Inoltre Monnier muore improvvisamente a causa delle febbri malariche mentre si spostava nella zona di Harar, ad est nel territorio etiopico, per prendere contatti con altri nuclei di ribellione.
Stessa sorte rischia di toccare ad Ukmar, ammalatosi anch'egli, e a Rolla a causa di una infezione ad una ferita che rischiava di degenerare.
Ukmar intanto aveva fatto chiamare i compagni mettendoli al corrente del suo stato di pericolo: "…Dapprima Ukmar ricevette un po' di latte, poi più niente.
Vennero due stregoni. Bruciarono erbe aromatiche e, infine, visto che non ottenevano alcun risultato, lo misero fuori dal tucul per lasciarlo morire. Dopo un po' lo privarono delle armi e degli oggetti di qualche interesse e lo trasportarono all'esterno del villaggio per abbandonarlo sotto un albero. Era la morte certa, anche per opera degli animali, se in quel momento non fosse arrivato Ilio Barontini.
Era sera e Ilio sentì pronunciare il nome che gli abissini avevano affibbiato ad Ukmar: Oghen. Barontini scorse il compagno e si rese conto che era in condizioni disperate. Gli apri la bocca con la lama della baionetta e gli fece ingoiare del chinino; poi lo fece caricare su un cammello e si avviò verso il Goggiam. A Barontini, quando era arrivato nel villaggio, era stato detto che iI suo amico poteva considerarsi morto. Trasferito in un altro villaggio, Ukmar pote invece riaversi rapidamente grazie a qualche settimana di riposo e ad un po' di recupero nell'alimentazione.
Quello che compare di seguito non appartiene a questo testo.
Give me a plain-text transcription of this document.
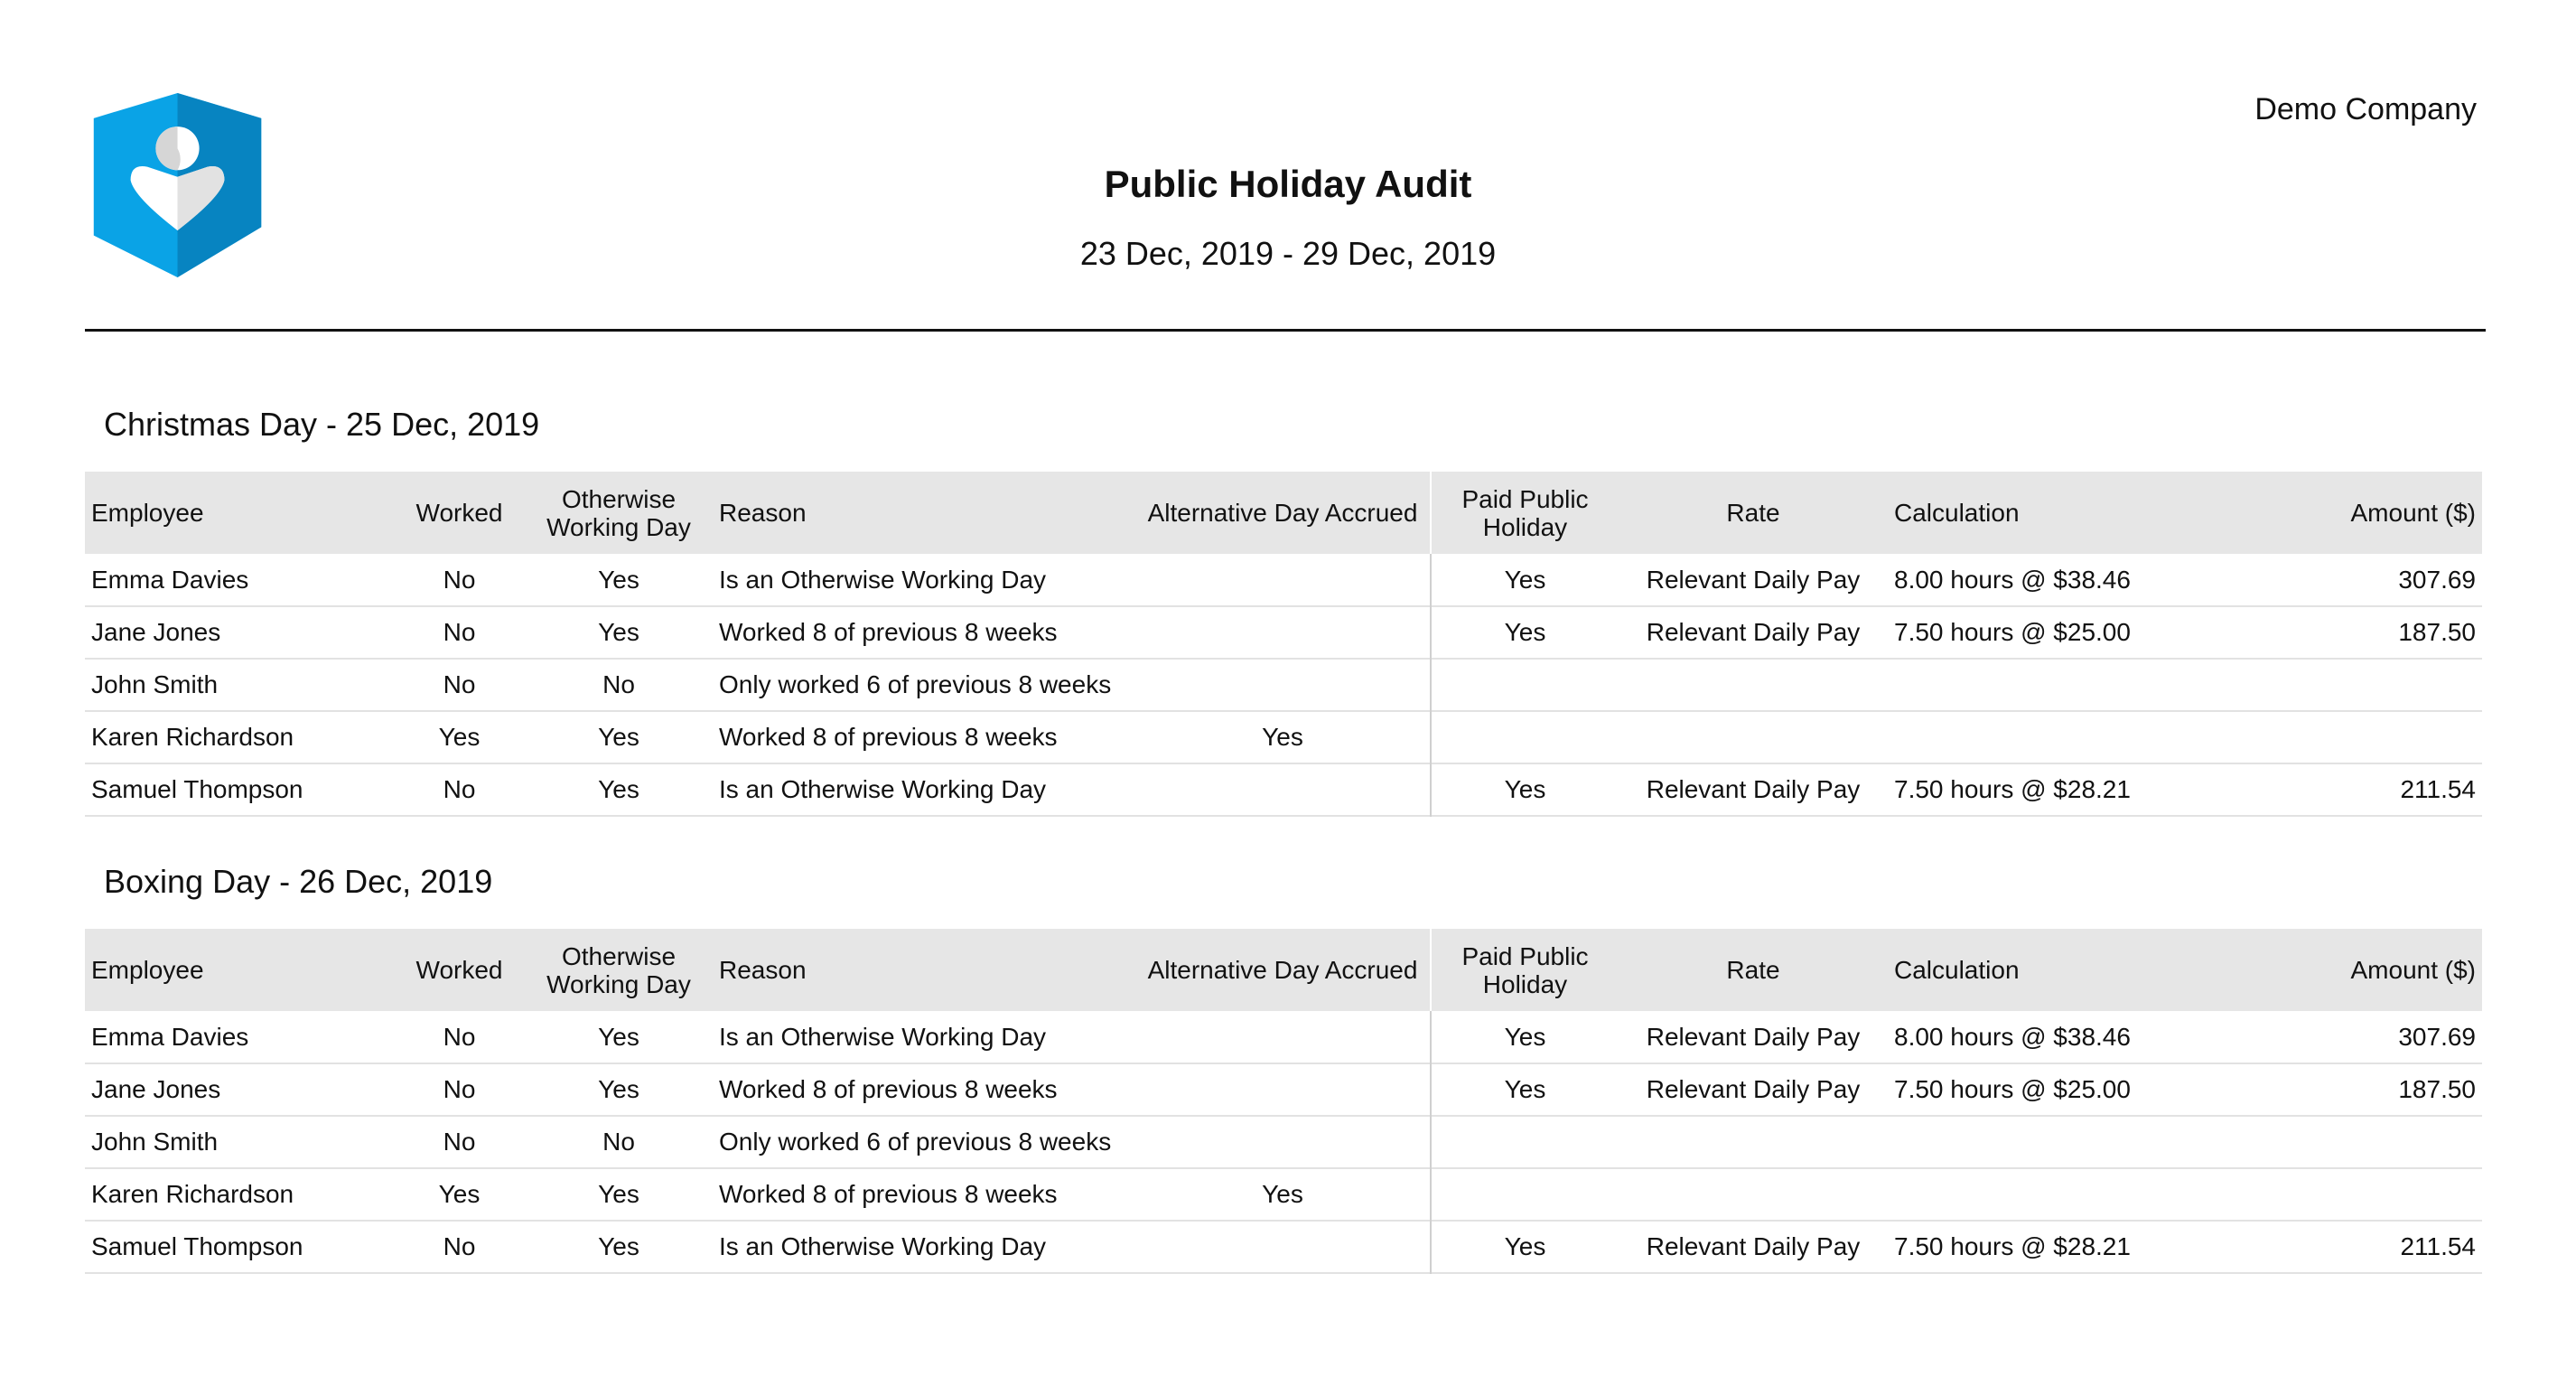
Demo Company
Public Holiday Audit
23 Dec, 2019 - 29 Dec, 2019
Christmas Day - 25 Dec, 2019
Employee	Worked	Otherwise Working Day	Reason	Alternative Day Accrued	Paid Public Holiday	Rate	Calculation	Amount ($)
Emma Davies	No	Yes	Is an Otherwise Working Day		Yes	Relevant Daily Pay	8.00 hours @ $38.46	307.69
Jane Jones	No	Yes	Worked 8 of previous 8 weeks		Yes	Relevant Daily Pay	7.50 hours @ $25.00	187.50
John Smith	No	No	Only worked 6 of previous 8 weeks					
Karen Richardson	Yes	Yes	Worked 8 of previous 8 weeks	Yes				
Samuel Thompson	No	Yes	Is an Otherwise Working Day		Yes	Relevant Daily Pay	7.50 hours @ $28.21	211.54
Boxing Day - 26 Dec, 2019
Employee	Worked	Otherwise Working Day	Reason	Alternative Day Accrued	Paid Public Holiday	Rate	Calculation	Amount ($)
Emma Davies	No	Yes	Is an Otherwise Working Day		Yes	Relevant Daily Pay	8.00 hours @ $38.46	307.69
Jane Jones	No	Yes	Worked 8 of previous 8 weeks		Yes	Relevant Daily Pay	7.50 hours @ $25.00	187.50
John Smith	No	No	Only worked 6 of previous 8 weeks					
Karen Richardson	Yes	Yes	Worked 8 of previous 8 weeks	Yes				
Samuel Thompson	No	Yes	Is an Otherwise Working Day		Yes	Relevant Daily Pay	7.50 hours @ $28.21	211.54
Anche Rolla si ammalo di li a poco. Una ferita ad un dito suppurò facendogli gonfiare tutto il braccio. Ancora una volta Barontini accorse in tempo. Gli pratico delle inieizione sulla ferita, la ripulì ben bene e Rolla guarì. " (Fabio Baldassarri, op. cit.)
Al colmo della malasorte anche quel minimo di dotazioni tecniche del gruppo si esauriscono. La radio smette di funzionare pertanto non potendo più ricevere istruzioni Ukmar, Rolla e Barontini decidono di sospendere la missione e di rientrare in Europa preceduti da Lorenzo Taezaz e De Bargili (Paul Langrois ?!).
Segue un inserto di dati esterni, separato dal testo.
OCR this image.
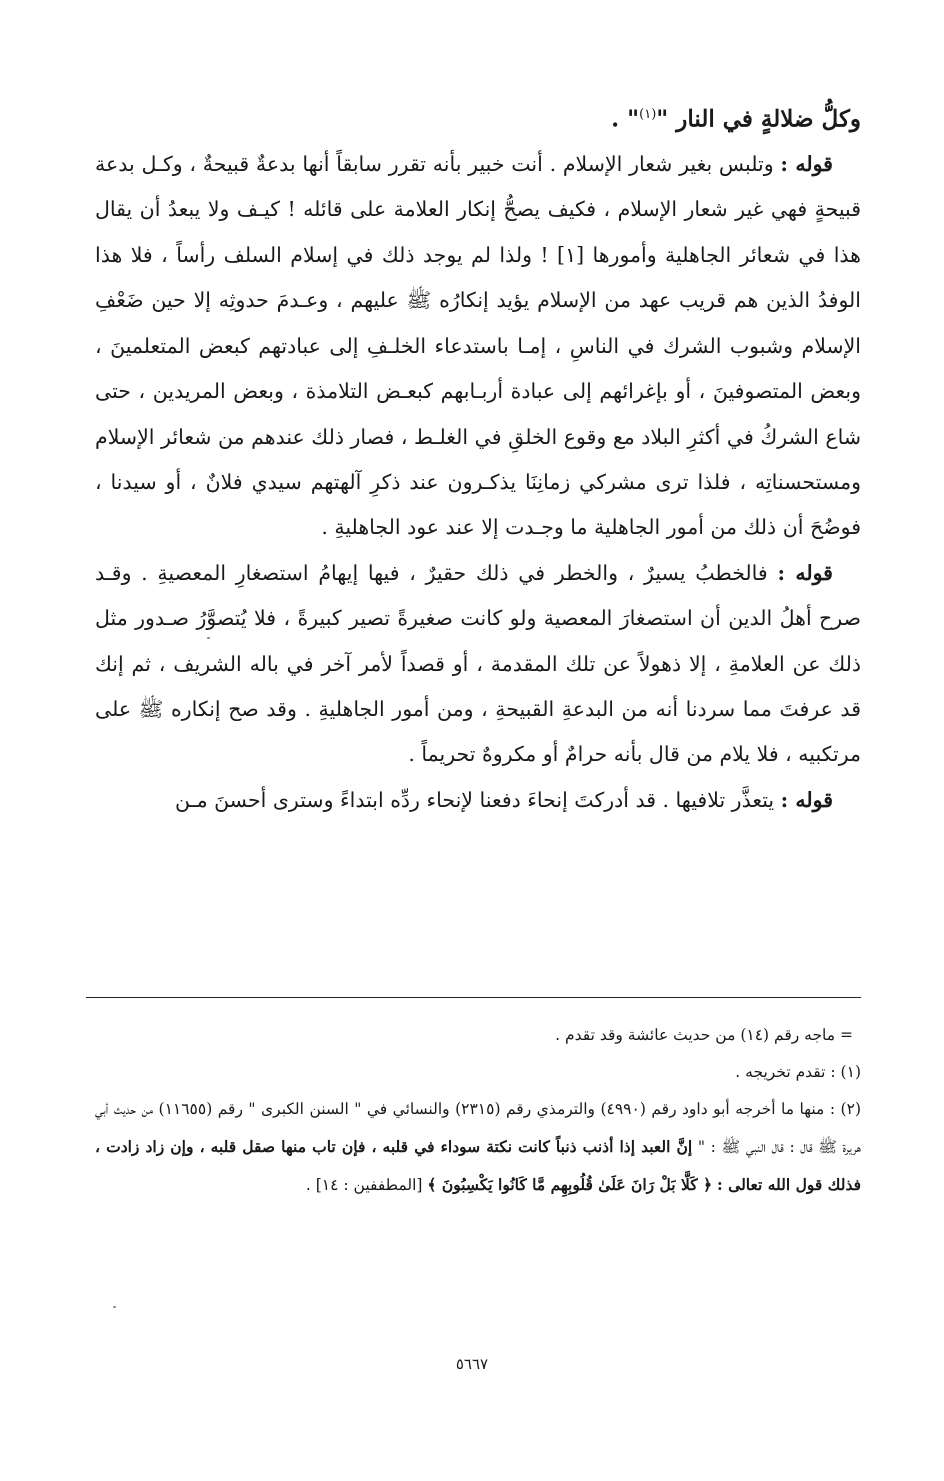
وكلُّ ضلالةٍ في النار "$^{(١)}$" .

قوله : وتلبس بغير شعار الإسلام . أنت خبير بأنه تقرر سابقاً أنها بدعةٌ قبيحةٌ ، وكـل بدعة قبيحةٍ فهي غير شعار الإسلام ، فكيف يصحُّ إنكار العلامة على قائله ! كيـف ولا يبعدُ أن يقال هذا في شعائر الجاهلية وأمورها [١] ! ولذا لم يوجد ذلك في إسلام السلف رأساً ، فلا هذا الوفدُ الذين هم قريب عهد من الإسلام يؤيد إنكارُه ﷺ عليهم ، وعـدمَ حدوثِه إلا حين ضَعْفِ الإسلام وشبوب الشرك في الناسِ ، إمـا باستدعاء الخلـفِ إلى عبادتهم كبعض المتعلمينَ ، وبعض المتصوفينَ ، أو بإغرائهم إلى عبادة أربـابهم كبعـض التلامذة ، وبعض المريدين ، حتى شاع الشركُ في أكثرِ البلاد مع وقوع الخلقِ في الغلـط ، فصار ذلك عندهم من شعائر الإسلام ومستحسناتِه ، فلذا ترى مشركي زمانِنَا يذكـرون عند ذكرِ آلهتهم سيدي فلانٌ ، أو سيدنا ، فوضُحَ أن ذلك من أمور الجاهلية ما وجـدت إلا عند عود الجاهليةِ .

قوله : فالخطبُ يسيرٌ ، والخطر في ذلك حقيرٌ ، فيها إيهامُ استصغارِ المعصيةِ . وقـد صرح أهلُ الدين أن استصغارَ المعصية ولو كانت صغيرةً تصير كبيرةً ، فلا يُتصوَّرُ صـدور مثل ذلك عن العلامةِ ، إلا ذهولاً عن تلك المقدمة ، أو قصداً لأمر آخر في باله الشريف ، ثم إنك قد عرفتَ مما سردنا أنه من البدعةِ القبيحةِ ، ومن أمور الجاهليةِ . وقد صح إنكاره ﷺ على مرتكبيه ، فلا يلام من قال بأنه حرامٌ أو مكروهٌ تحريماً .

قوله : يتعذَّر تلافيها . قد أدركتَ إنحاءَ دفعنا لإنحاء ردِّه ابتداءً وسترى أحسنَ مـن

= ماجه رقم (١٤) من حديث عائشة وقد تقدم .

(١) : تقدم تخريجه .

(٢) : منها ما أخرجه أبو داود رقم (٤٩٩٠) والترمذي رقم (٢٣١٥) والنسائي في " السنن الكبرى " رقم (١١٦٥٥) من حديث أبي هريرة ﷺ قال : قال النبي ﷺ : " إنَّ العبد إذا أذنب ذنباً كانت نكتة سوداء في قلبه ، فإن تاب منها صقل قلبه ، وإن زاد زادت ، فذلك قول الله تعالى : ﴿ كَلَّا بَلْ رَانَ عَلَىٰ قُلُوبِهِم مَّا كَانُوا يَكْسِبُونَ ﴾ [المطففين : ١٤] .

٥٦٦٧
Nella decisione di porre fine alla missione senz'altro ebbe un ruolo fondamentale il cerchio poliziesco che si stava per chiudere attorno al gruppo.
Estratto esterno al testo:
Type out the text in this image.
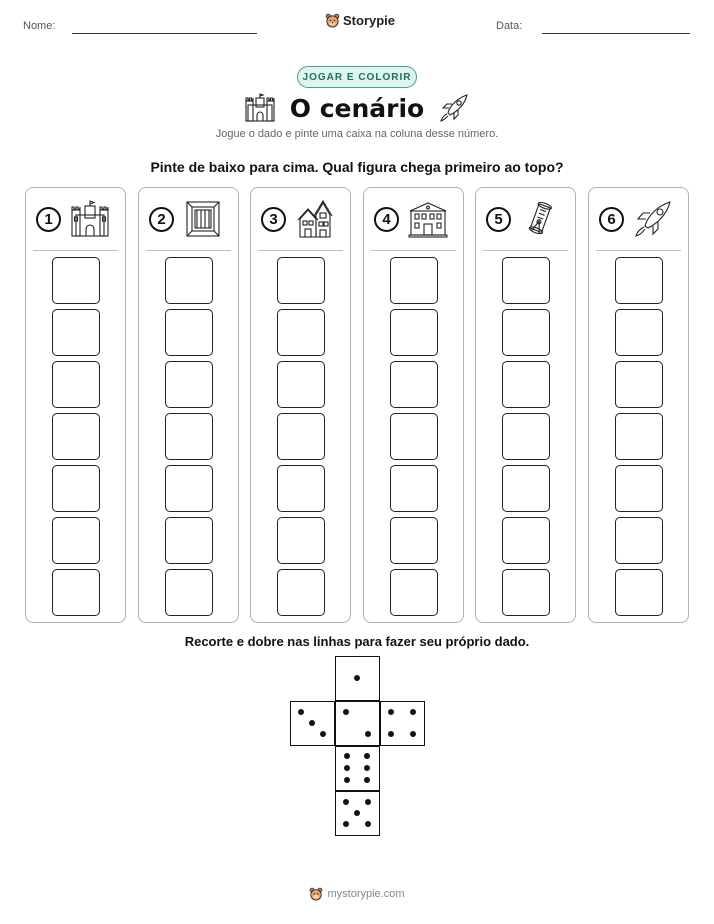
Nome:	Storypie	Data:
JOGAR E COLORIR
O cenário
Jogue o dado e pinte uma caixa na coluna desse número.
Pinte de baixo para cima. Qual figura chega primeiro ao topo?
1	2	3	4	5	6
Recorte e dobre nas linhas para fazer seu próprio dado.
mystorypie.com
Infatti già dal 1935 la polizia italiana teneva sotto controllo le intenzioni e i progetti degli esuli antifascisti a Parigi: "…In una riunione promossa a Parigi da «Giustizia e Libertà» fra rappresentanti antifascismo italiano si sono esaminati mezzi idonei svolgere propaganda negativa fra nostre truppe e particolarmente fra quelle destinate Africa Orientale. Tra l'altro si è pensato inviare in Abissinia, previ accordi con rappresentante diplomatico etiopico a Parigi, qualche elemento del movimento antifascista per svolgere azione sul posto, a mezzo stampati da distribuirsi fra nostre truppe dislocate frontiera Somalia ed Eritrea. Fondi necessario dovrebbero essere forniti dal Governo Etiopico cui si chiederebbero anche garanzie per nostri soldati che si lasciassero convincere propaganda a passare al nemico…" (ASDMAE, MA//7, posiz. 181/6, fase. 3, telegramma n. 2693 di Lessona a De Bono, Roma, 26 marzo 1935; telegramma n.3541 di Emilio De Bono al Governo di Mogadiscio, Asmara 31 marzo 1935. Riportato in Matteo Dominioni op. cit.)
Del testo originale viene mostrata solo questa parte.